Are you thinking about adapting or creating OER for a course? The following are guides and tools to help you get started. Also check out our posts on Creative Commons, Attribution, and Accessibility for information about open licenses and making sure that the resources you use and create are truly open for all students.

Guides

These guides offer a variety of perspectives and instructions on creating OER. Some guide you through the process of adaptation, others guide you through the process of creating and publishing open textbooks, and one is about involving students in OER creation.

  • Adaptation Guide (BCcampus Open Education)
    This guide “is a practical reference about how to customize — or adapt — an open textbook so that it better fits your needs in the classroom and elsewhere.
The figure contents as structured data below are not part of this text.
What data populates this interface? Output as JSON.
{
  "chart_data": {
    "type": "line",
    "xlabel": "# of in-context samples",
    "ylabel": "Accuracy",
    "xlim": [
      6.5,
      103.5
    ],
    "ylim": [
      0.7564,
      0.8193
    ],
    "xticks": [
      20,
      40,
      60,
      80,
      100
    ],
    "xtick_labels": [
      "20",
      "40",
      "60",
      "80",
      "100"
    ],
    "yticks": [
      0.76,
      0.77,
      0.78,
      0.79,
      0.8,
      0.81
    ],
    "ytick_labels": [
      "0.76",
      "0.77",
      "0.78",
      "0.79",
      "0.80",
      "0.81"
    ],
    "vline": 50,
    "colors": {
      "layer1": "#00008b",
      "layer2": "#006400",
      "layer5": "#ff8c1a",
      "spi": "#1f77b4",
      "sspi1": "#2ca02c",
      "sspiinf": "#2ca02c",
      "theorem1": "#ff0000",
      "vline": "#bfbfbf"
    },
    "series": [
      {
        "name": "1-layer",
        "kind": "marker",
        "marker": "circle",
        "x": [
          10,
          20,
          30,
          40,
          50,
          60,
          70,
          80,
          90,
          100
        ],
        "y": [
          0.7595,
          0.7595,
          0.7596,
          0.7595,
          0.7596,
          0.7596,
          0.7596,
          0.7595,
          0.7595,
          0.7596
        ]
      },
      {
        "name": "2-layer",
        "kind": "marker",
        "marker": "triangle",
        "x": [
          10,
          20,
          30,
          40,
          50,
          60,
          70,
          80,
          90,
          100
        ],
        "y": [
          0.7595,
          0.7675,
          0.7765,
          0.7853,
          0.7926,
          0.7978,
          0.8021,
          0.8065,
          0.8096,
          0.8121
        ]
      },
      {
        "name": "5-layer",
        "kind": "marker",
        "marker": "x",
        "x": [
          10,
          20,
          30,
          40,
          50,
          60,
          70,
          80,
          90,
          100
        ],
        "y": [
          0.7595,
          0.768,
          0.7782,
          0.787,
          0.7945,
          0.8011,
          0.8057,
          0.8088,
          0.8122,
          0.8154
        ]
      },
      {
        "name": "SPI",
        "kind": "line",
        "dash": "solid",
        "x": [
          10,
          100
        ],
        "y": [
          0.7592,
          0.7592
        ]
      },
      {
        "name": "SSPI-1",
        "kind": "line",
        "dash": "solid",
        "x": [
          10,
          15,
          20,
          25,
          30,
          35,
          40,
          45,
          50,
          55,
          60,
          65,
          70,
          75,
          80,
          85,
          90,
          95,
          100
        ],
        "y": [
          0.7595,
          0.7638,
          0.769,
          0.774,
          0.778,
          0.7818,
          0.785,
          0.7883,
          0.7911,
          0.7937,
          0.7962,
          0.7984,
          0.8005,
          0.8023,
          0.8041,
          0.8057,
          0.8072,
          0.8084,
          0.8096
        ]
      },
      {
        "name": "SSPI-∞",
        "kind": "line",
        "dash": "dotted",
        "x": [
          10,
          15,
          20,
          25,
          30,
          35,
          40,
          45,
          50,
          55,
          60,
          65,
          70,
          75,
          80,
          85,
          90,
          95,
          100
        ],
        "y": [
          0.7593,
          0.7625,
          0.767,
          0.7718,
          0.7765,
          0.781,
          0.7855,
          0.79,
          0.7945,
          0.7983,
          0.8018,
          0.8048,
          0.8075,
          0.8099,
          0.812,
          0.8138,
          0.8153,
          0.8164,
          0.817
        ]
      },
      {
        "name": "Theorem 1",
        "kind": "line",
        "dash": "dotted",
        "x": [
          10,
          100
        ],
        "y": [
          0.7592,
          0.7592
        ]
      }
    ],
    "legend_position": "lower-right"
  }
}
This guide defines the term adaptation and discusses reasons for revising a book, why this is possible with an open textbook, and the challenges involved.”
  • Authoring Open Textbooks
    This guide from the Open Education Network “is for faculty authors, librarians, project managers and others who are involved in the production of open textbooks in higher education and K-12. Content includes a checklist for getting started, publishing program case studies, textbook organization and elements, writing resources and an overview of useful tools.”
  • The OER Starter Kit
    This guide is for instructors new to Open Education and includes information on finding and using OER, open pedagogy, and creating OER. The OER Starter Kit Workbook at Manifold @CUNY is a remix of this text with worksheets you can use for planning.
  • A Guide to Making Open Textbooks with Students
    This handbook from Rebus Community is “for faculty interested in practicing open pedagogy by involving students in the making of open textbooks, ancillary materials, or other Open Educational Resources.”
  • Modifying an Open Textbook: What You Need to Know
    This guide from the Open Education Network is “for faculty, and those who support faculty, who want to modify an open textbook. Step-by-step instructions for importing and editing common open textbook file and platform types are included.”
  • The Open Pedagogy Student Toolkit
    This guide is for students engaged in open pedagogy. It includes definitions of OER and open pedagogy and their purposes, and it discusses student rights and responsibilities as well as Creative Commons licensing.
  • The Rebus Guide to Publishing Open Textbooks (So Far)
    Rebus Community supports the creation of open textbooks and other open educational resources. This guide is Rebus’s “living repository of collective knowledge, written to equip all those who want to publish open textbooks with the resources they need.” The guide is “a book-in-progress,” and the web version will be updated throughout 2022, with updates made to other formats after the revisions are complete.
  • Self-Publishing Guide (BCcampus Open Education)
    This guide “is a reference for individuals or groups wanting to write and self-publish an open textbook. This guide provides details on the preparation, planning, writing, publication, and maintenance of an open textbook.”

Tools

In addition to the tools listed below, see OER Authoring Tools [Google Docs], a guide to different authoring tools compiled by Michele DeSilva, COCC and Amy Hofer, Open Oregon Educational Resources and Tools for Creating OER: Selecting Appropriate Technologies, which “is intended to provide the OER community with a summary of some currently available tools for creating open content.”

  • CUNY Pressbooks
    Pressbooks is an authoring platform built on WordPress. CUNY Pressbooks allows you to create content once and then publish it in a variety of formats: on the web, as a PDF or EPUB, and as various editable files. Click on “Sign Up” and use your CUNY email to get started.
  • H5P
    H5P enables you to create, share, and reuse interactive HTML5 content on your own website.
  • Hypothesis
    Hypothesis is a freely accessible open source web annotation tool.
  • Manifold @CUNY
    “Our Manifold instance serves as a free digital publishing platform for the entire CUNY community, where you can create and share your own scholarship, custom classroom versions of texts and textbooks that are openly licensed or in the public domain, Open Educational Resources (OER), [or] journals, or use Manifold Reading Groups to build your own course reader from materials already available on our instance of Manifold.”
  • Open Author (OER Commons)
    “Open Author helps you build and publish Open Educational Resources for you and for the benefit of educators and learners everywhere.”
  • TED-Ed Lesson builder
    Create lessons using TED Talks or YouTube videos.